The thing is, Carter is reaching the age where he will start slowing down and his running game won't be so prominent. Especially in four years time.

In 2015, Carter will be 33 years old. He will offer a ton of experience as well as a top class kicking game. But he won't be nearly as threatening with ball in hand and therefore won't possess the same complete game, which is what separates him from other First-Fives.

If possible, it would have made more sense to re-sign him for two years and then reassess the situation. That way the NZRFU wouldn't be locked in to having to stick with Carter if he begins to fade in three or four years time.

They have some good young First-Five's to bring through in Colin Slade, Aaron Cruden and Tyler Bleyendaal, all who could be used to fill Carter's shoes in time. After this World Cup, they have four years to develop one of these players into the next All Black First-Five, where Slade and Cruden will be at an age where they are reaching their best. 

Of course, it will still be good to have Carter around, and he will be able to help these players gain knowledge and experience over the coming years. But to me, it would have been better to do this for two years, then reassess.

If Carter doesn't look like slowing down come 2013, re-sign him through to the next World Cup. But if it does seem he's past it, then there will be plenty of players who have been getting experience behind Carter who can come in and take the next step for the 2014 season.

It just seems like too much of a gamble to assume that Carter will still be the best option in four years time. Look at other greats to have played four World Cups. None have made the same impact as they had done earlier in their careers.

Take Jonny Wilkinson or Brian O'Driscoll for example. Both great players in their day but are more just hangers-on these days and it is more their presence and reputation that keeps them held in such high regard, coming from a reluctance to let go. Both will play their fourth World Cup Tournaments this year, should they be selected for their respective countries.
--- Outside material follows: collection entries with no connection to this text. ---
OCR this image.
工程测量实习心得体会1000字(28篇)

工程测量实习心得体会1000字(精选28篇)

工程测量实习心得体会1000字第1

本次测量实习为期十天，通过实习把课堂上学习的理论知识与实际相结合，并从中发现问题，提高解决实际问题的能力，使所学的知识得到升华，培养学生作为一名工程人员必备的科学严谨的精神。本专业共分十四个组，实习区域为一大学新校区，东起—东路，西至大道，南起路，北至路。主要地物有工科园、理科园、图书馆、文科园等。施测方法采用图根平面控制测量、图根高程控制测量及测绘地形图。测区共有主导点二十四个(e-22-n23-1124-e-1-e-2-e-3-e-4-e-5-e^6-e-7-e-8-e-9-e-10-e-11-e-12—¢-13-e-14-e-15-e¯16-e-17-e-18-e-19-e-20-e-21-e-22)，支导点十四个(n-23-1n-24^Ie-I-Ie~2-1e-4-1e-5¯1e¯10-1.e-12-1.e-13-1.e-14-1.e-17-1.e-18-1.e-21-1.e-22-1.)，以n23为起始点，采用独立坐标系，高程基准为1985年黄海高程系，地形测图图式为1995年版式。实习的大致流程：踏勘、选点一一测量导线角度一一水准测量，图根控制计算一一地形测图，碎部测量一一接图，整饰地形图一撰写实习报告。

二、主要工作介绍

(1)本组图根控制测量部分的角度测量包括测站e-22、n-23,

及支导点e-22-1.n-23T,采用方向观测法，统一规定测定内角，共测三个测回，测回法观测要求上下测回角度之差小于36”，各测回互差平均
And it seems as though this could be the same problem for New Zealand. A reluctance to let go and move on. Sure Carter has been a great player and he will no doubt be one of the stars of the 2011 World Cup. But at some stage New Zealand has to come to terms with the fact that Dan Carter won't be the player he currently is forever. It has been the downfall of many teams in the past and certainly has potential to be a downfall for the All Blacks.

The counter argument of this is that it is uncertain whether Carter would have taken the deal had it been for two years. The four years was certainly one of the major selling points and may very well have been what swayed Carter to re-sign.   
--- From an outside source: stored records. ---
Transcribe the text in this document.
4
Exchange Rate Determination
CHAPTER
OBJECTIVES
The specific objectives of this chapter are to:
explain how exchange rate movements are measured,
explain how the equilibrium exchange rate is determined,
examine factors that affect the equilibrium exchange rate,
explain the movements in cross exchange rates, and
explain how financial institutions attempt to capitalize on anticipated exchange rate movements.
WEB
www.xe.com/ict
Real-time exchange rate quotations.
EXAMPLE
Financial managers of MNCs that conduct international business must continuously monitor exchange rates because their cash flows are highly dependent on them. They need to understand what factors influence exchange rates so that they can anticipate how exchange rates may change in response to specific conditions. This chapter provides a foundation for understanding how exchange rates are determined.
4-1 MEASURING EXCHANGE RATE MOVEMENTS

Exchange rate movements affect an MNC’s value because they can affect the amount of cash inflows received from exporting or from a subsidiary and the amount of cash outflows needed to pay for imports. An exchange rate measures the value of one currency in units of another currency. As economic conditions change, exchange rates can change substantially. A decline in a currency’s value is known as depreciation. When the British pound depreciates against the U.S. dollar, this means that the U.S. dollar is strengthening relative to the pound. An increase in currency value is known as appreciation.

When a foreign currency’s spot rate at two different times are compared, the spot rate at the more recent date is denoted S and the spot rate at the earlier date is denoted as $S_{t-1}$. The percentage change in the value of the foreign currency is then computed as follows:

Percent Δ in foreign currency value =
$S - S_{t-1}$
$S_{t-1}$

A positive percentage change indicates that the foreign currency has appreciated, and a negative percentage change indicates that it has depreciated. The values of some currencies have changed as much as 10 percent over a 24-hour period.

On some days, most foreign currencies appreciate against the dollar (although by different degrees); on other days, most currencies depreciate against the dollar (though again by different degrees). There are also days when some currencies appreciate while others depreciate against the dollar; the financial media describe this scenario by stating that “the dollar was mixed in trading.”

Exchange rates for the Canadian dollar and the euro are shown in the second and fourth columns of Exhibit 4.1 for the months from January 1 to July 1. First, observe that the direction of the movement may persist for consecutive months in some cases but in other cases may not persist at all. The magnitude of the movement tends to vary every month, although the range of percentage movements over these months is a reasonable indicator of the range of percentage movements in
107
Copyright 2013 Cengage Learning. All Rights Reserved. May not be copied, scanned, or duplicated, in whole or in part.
It was undoubtedly necessary to re-sign Carter. He will be crucial as the All Blacks look ahead to the next World Cup, either as a player or as a means to develop others. But at what price? Signing Carter for four years seems too long and too much of a gamble. Two years and then reassess would be a better option. While it may turn out that Carter is still playing world class rugby in 2015, it seems unlikely. I can only hope he proves me wrong.